The Grand Traverse County Brownfield Redevelopment Authority (BRA) approved just over $175,000 in grants Thursday for a HomeStretch development that will bring 10 new rental apartments to Carver Street. The apartments will be tied to specific tenant income levels for at least 20 years, although HomeStretch executive director Jon Stimson said the goal was to keep them that way in perpetuity, noting that his organization had no never converted any of its apartments into units at market price since. launched in 1996.

BRA Board members approved a grant totaling $175,431 for the HomeStretch project located at 1028 Carver Street. The site is currently home to a single-family home built in 1947 (pictured) that is ‘functionally obsolete’, making it eligible for brownfield funding, according to BRA Director Anne Jamieson-Urena An inspection revealed “multiple repairs and security upgrades that are not financially feasible for the home to be habitable,” according to HomeStretch’s request. “The infestation of rodents and former pets in the residence has left a foul odor inside. Weatherization efforts are not deemed appropriate. Neighborhood sentiment views the property as a blight on the community The proposed project will remove the habitation in its entirety and replace it with a professional and architecturally pleasing development while enhancing surrounding property values ​​and promoting revitalization and stability.

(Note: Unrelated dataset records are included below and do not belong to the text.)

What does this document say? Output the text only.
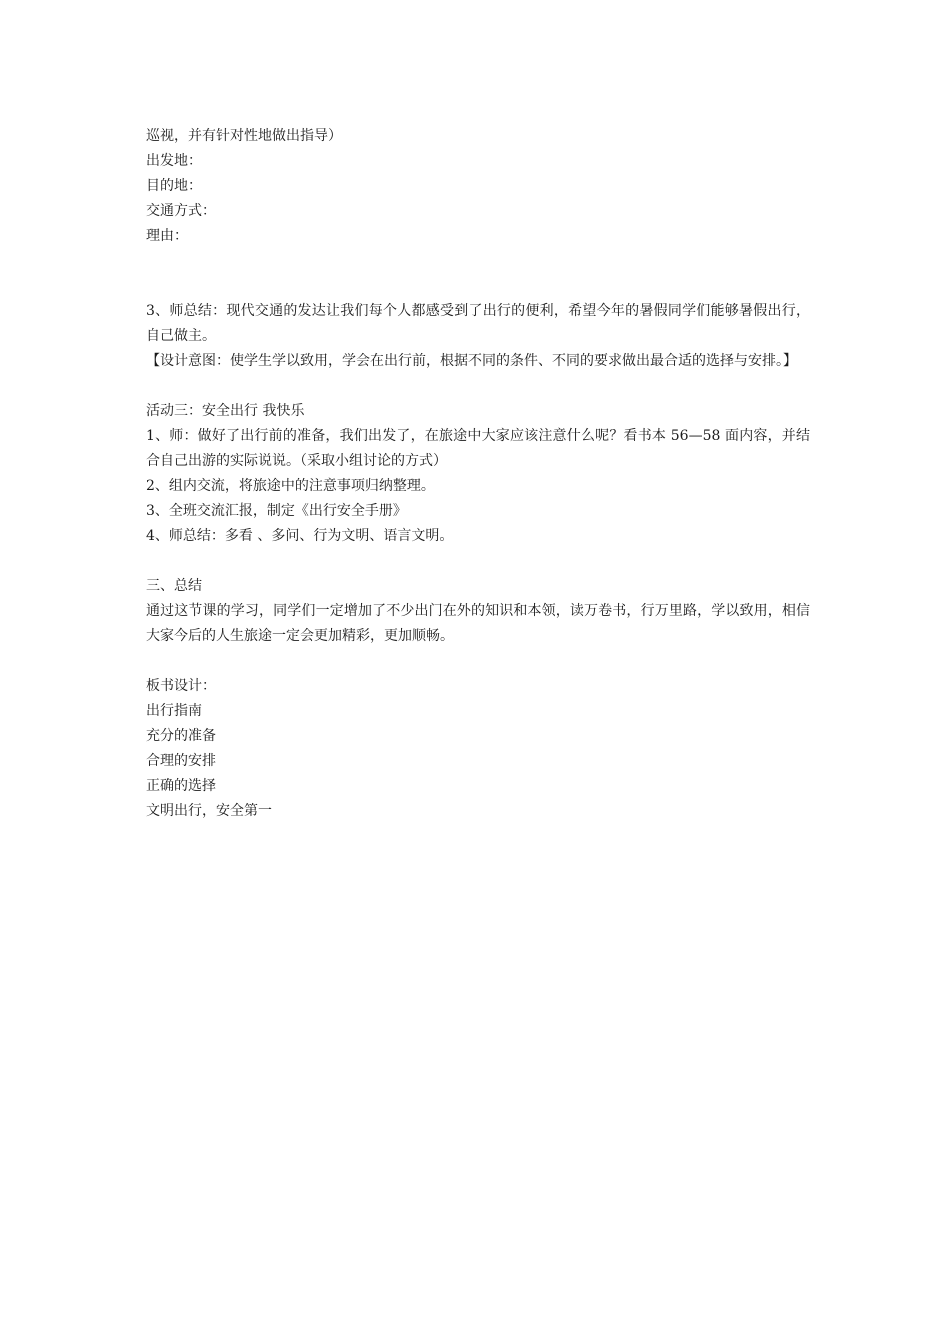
巡视，并有针对性地做出指导）
出发地：
目的地：
交通方式：
理由：
3、师总结：现代交通的发达让我们每个人都感受到了出行的便利，希望今年的暑假同学们能够暑假出行，自己做主。
【设计意图：使学生学以致用，学会在出行前，根据不同的条件、不同的要求做出最合适的选择与安排。】
活动三：安全出行 我快乐
1、师：做好了出行前的准备，我们出发了，在旅途中大家应该注意什么呢？看书本 56—58 面内容，并结合自己出游的实际说说。（采取小组讨论的方式）
2、组内交流，将旅途中的注意事项归纳整理。
3、全班交流汇报，制定《出行安全手册》
4、师总结：多看 、多问、行为文明、语言文明。
三、总结
通过这节课的学习，同学们一定增加了不少出门在外的知识和本领，读万卷书，行万里路，学以致用，相信大家今后的人生旅途一定会更加精彩，更加顺畅。
板书设计：
出行指南
充分的准备
合理的安排
正确的选择
文明出行，安全第一
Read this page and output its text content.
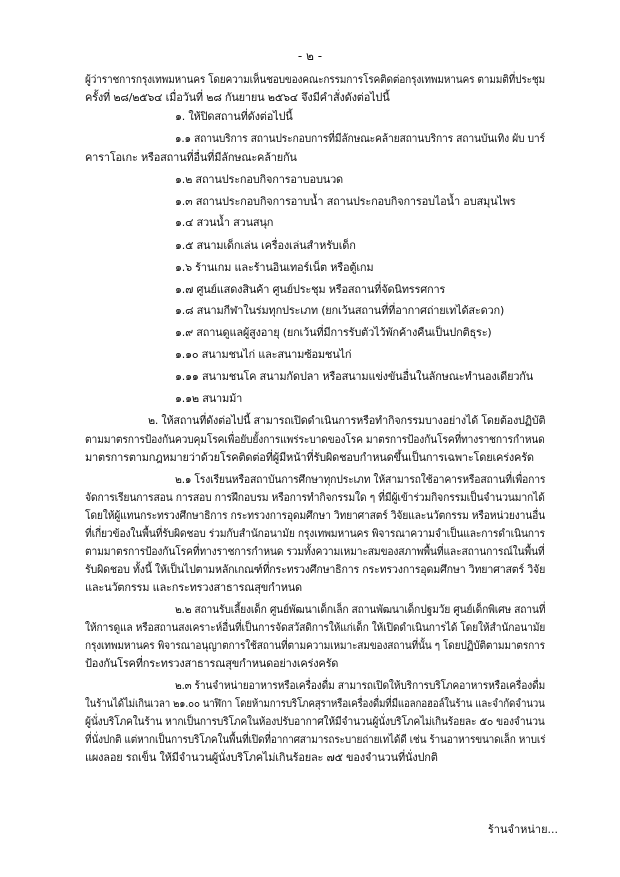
- ๒ -
ผู้ว่าราชการกรุงเทพมหานคร โดยความเห็นชอบของคณะกรรมการโรคติดต่อกรุงเทพมหานคร ตามมติที่ประชุม
ครั้งที่ ๒๘/๒๕๖๔ เมื่อวันที่ ๒๘ กันยายน ๒๕๖๔ จึงมีคำสั่งดังต่อไปนี้
๑. ให้ปิดสถานที่ดังต่อไปนี้
๑.๑ สถานบริการ สถานประกอบการที่มีลักษณะคล้ายสถานบริการ สถานบันเทิง ผับ บาร์
คาราโอเกะ หรือสถานที่อื่นที่มีลักษณะคล้ายกัน
๑.๒ สถานประกอบกิจการอาบอบนวด
๑.๓ สถานประกอบกิจการอาบน้ำ สถานประกอบกิจการอบไอน้ำ อบสมุนไพร
๑.๔ สวนน้ำ สวนสนุก
๑.๕ สนามเด็กเล่น เครื่องเล่นสำหรับเด็ก
๑.๖ ร้านเกม และร้านอินเทอร์เน็ต หรือตู้เกม
๑.๗ ศูนย์แสดงสินค้า ศูนย์ประชุม หรือสถานที่จัดนิทรรศการ
๑.๘ สนามกีฬาในร่มทุกประเภท (ยกเว้นสถานที่ที่อากาศถ่ายเทได้สะดวก)
๑.๙ สถานดูแลผู้สูงอายุ (ยกเว้นที่มีการรับตัวไว้พักค้างคืนเป็นปกติธุระ)
๑.๑๐ สนามชนไก่ และสนามซ้อมชนไก่
๑.๑๑ สนามชนโค สนามกัดปลา หรือสนามแข่งขันอื่นในลักษณะทำนองเดียวกัน
๑.๑๒ สนามม้า
๒. ให้สถานที่ดังต่อไปนี้ สามารถเปิดดำเนินการหรือทำกิจกรรมบางอย่างได้ โดยต้องปฏิบัติ
ตามมาตรการป้องกันควบคุมโรคเพื่อยับยั้งการแพร่ระบาดของโรค มาตรการป้องกันโรคที่ทางราชการกำหนด
มาตรการตามกฎหมายว่าด้วยโรคติดต่อที่ผู้มีหน้าที่รับผิดชอบกำหนดขึ้นเป็นการเฉพาะโดยเคร่งครัด
๒.๑ โรงเรียนหรือสถาบันการศึกษาทุกประเภท ให้สามารถใช้อาคารหรือสถานที่เพื่อการ
จัดการเรียนการสอน การสอบ การฝึกอบรม หรือการทำกิจกรรมใด ๆ ที่มีผู้เข้าร่วมกิจกรรมเป็นจำนวนมากได้
โดยให้ผู้แทนกระทรวงศึกษาธิการ กระทรวงการอุดมศึกษา วิทยาศาสตร์ วิจัยและนวัตกรรม หรือหน่วยงานอื่น
ที่เกี่ยวข้องในพื้นที่รับผิดชอบ ร่วมกับสำนักอนามัย กรุงเทพมหานคร พิจารณาความจำเป็นและการดำเนินการ
ตามมาตรการป้องกันโรคที่ทางราชการกำหนด รวมทั้งความเหมาะสมของสภาพพื้นที่และสถานการณ์ในพื้นที่
รับผิดชอบ ทั้งนี้ ให้เป็นไปตามหลักเกณฑ์ที่กระทรวงศึกษาธิการ กระทรวงการอุดมศึกษา วิทยาศาสตร์ วิจัย
และนวัตกรรม และกระทรวงสาธารณสุขกำหนด
๒.๒ สถานรับเลี้ยงเด็ก ศูนย์พัฒนาเด็กเล็ก สถานพัฒนาเด็กปฐมวัย ศูนย์เด็กพิเศษ สถานที่
ให้การดูแล หรือสถานสงเคราะห์อื่นที่เป็นการจัดสวัสดิการให้แก่เด็ก ให้เปิดดำเนินการได้ โดยให้สำนักอนามัย
กรุงเทพมหานคร พิจารณาอนุญาตการใช้สถานที่ตามความเหมาะสมของสถานที่นั้น ๆ โดยปฏิบัติตามมาตรการ
ป้องกันโรคที่กระทรวงสาธารณสุขกำหนดอย่างเคร่งครัด
๒.๓ ร้านจำหน่ายอาหารหรือเครื่องดื่ม สามารถเปิดให้บริการบริโภคอาหารหรือเครื่องดื่ม
ในร้านได้ไม่เกินเวลา ๒๑.๐๐ นาฬิกา โดยห้ามการบริโภคสุราหรือเครื่องดื่มที่มีแอลกอฮอล์ในร้าน และจำกัดจำนวน
ผู้นั่งบริโภคในร้าน หากเป็นการบริโภคในห้องปรับอากาศให้มีจำนวนผู้นั่งบริโภคไม่เกินร้อยละ ๕๐ ของจำนวน
ที่นั่งปกติ แต่หากเป็นการบริโภคในพื้นที่เปิดที่อากาศสามารถระบายถ่ายเทได้ดี เช่น ร้านอาหารขนาดเล็ก หาบเร่
แผงลอย รถเข็น ให้มีจำนวนผู้นั่งบริโภคไม่เกินร้อยละ ๗๕ ของจำนวนที่นั่งปกติ
ร้านจำหน่าย...
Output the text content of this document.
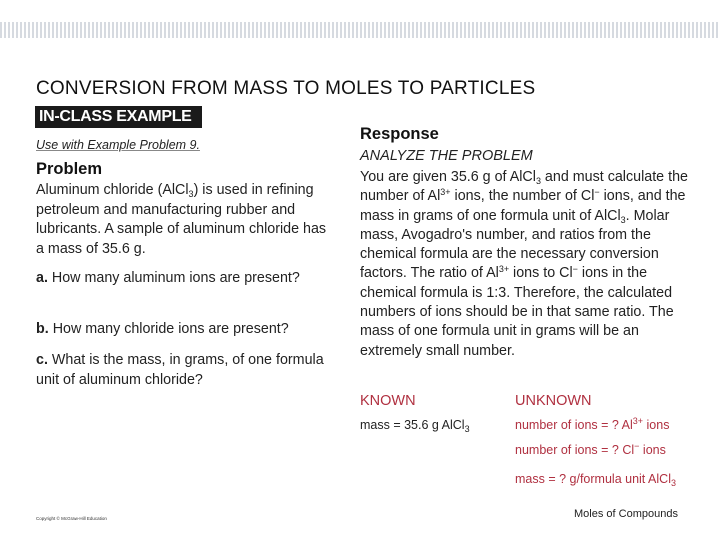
CONVERSION FROM MASS TO MOLES TO PARTICLES
IN-CLASS EXAMPLE
Use with Example Problem 9.
Problem
Aluminum chloride (AlCl$_3$) is used in refining petroleum and manufacturing rubber and lubricants. A sample of aluminum chloride has a mass of 35.6 g.
a. How many aluminum ions are present?
b. How many chloride ions are present?
c. What is the mass, in grams, of one formula unit of aluminum chloride?
Response
ANALYZE THE PROBLEM
You are given 35.6 g of AlCl$_3$ and must calculate the number of $Al^{3+}$ ions, the number of Cl− ions, and the mass in grams of one formula unit of AlCl$_3$. Molar mass, Avogadro's number, and ratios from the chemical formula are the necessary conversion factors. The ratio of $Al^{3+}$ ions to Cl− ions in the chemical formula is 1:3. Therefore, the calculated numbers of ions should be in that same ratio. The mass of one formula unit in grams will be an extremely small number.
KNOWN	UNKNOWN
mass = 35.6 g AlCl$_3$	number of ions = ? $Al^{3+}$ ions
number of ions = ? Cl− ions
mass = ? g/formula unit AlCl$_3$
Copyright © McGraw-Hill Education	Moles of Compounds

HomeStretch plans to build a 10-unit development on the property, with apartments rented to people with incomes at or below 80% of the area’s median income level (AMI). Two units will be reserved for individuals with 30% AMI, three units each for individuals with 50 and 60% AMI, and two units for individuals with 80% AMI. To put that into context with rental costs, Stimson said a 100% AMI for a bachelor in Grand Traverse County equates to an annual income of $62,000. This would mean a maximum allowable rent of $1,550 per month, including utilities. However, Carver Street units would all be below this as tenants would be capped at 80% or less AMI. At an AMI level of 50%, for example, an individual would have an income of $31,000 and a maximum rent of $775 per month, including utilities, Stimson explained.

The BRA grant – which will cover activities such as demolition, site preparation, curbs and gutters, sidewalks and stormwater infrastructure – will help fill an existing funding gap of just over $600,000. $ for the project, which has a total development price of $2.5 million, according to Stimson. He said various other sources of funding have been applied to the project, including the Grand Traverse County Land Bank Authority donating half the property’s value and the Michigan State Housing Development Authority contributing an additional $600,000. “This site has been in the works for two years,” Stimson said, adding that “it’s all about fundraising” and the BRA grant brings HomeStretch “one step closer” to closing the gap. Stimson said the project is “ready to go” once the remaining funds are secured.

County Commissioner Ron Clous, who sits on the BRA’s board of directors, was the only one to vote “no” against the project. Although he didn’t explain his opposition, Clous asked Stimson about how long the apartments would remain under income restrictions. Stimson said the answer was at least 20 years under the terms of the deal, although he noted that HomeStretch had “never converted (units) at the market rate” since its launch in 1996. and planned to keep Carver Street’s income limited in perpetuity. “We’re here for the long haul,” he said. HomeStretch has other similar housing projects underway in the area, including Oakwood Townhomes on East Eighth Street, the Depot neighborhood near the intersection of Eighth and Woodmere, and Honor Village Apartments.

HomeStretch said it would work to ensure the project – which sits near the intersection of Garfield Avenue across from DeWeese Hardware on Carver – serves as a “buffer between commercial and residential use” in the neighborhood, mitigating the commercial impact on residents. The organization also plans to use an energy-efficient design, using Structural Insulated Panels (SIPS) from Holland, Michigan, for the building’s exterior envelope. “The foundation system is a shallow, super-insulated frost wall and an insulated concrete slab on the lower level,” according to HomeStretch. “By achieving less than two air exchanges per hour and using a super-insulated building envelope and design, utility costs will be reduced.” The project’s conversion from gas to all-electric is also “possible over the life of the building,” HomeStretch said.

According to HomeStretch, “the new buildings are architecturally correct for the neighborhood and will “replace a degraded structure with a new, low-profile structure, aligning with current setbacks and new infrastructure.” “the injection of additional residents increases the employee base, school attendance, local spending, much-needed affordable housing, and overall increases economic development. Close to Traverse Heights, Garfield Avenue Corridor, and Downtown -town of Traverse City, the new apartment complex will allow “10 households to meet most of their needs by walking and cycling, reducing pressure on the transportation and street network and helping to alleviate congestion “, according to HomeStretch.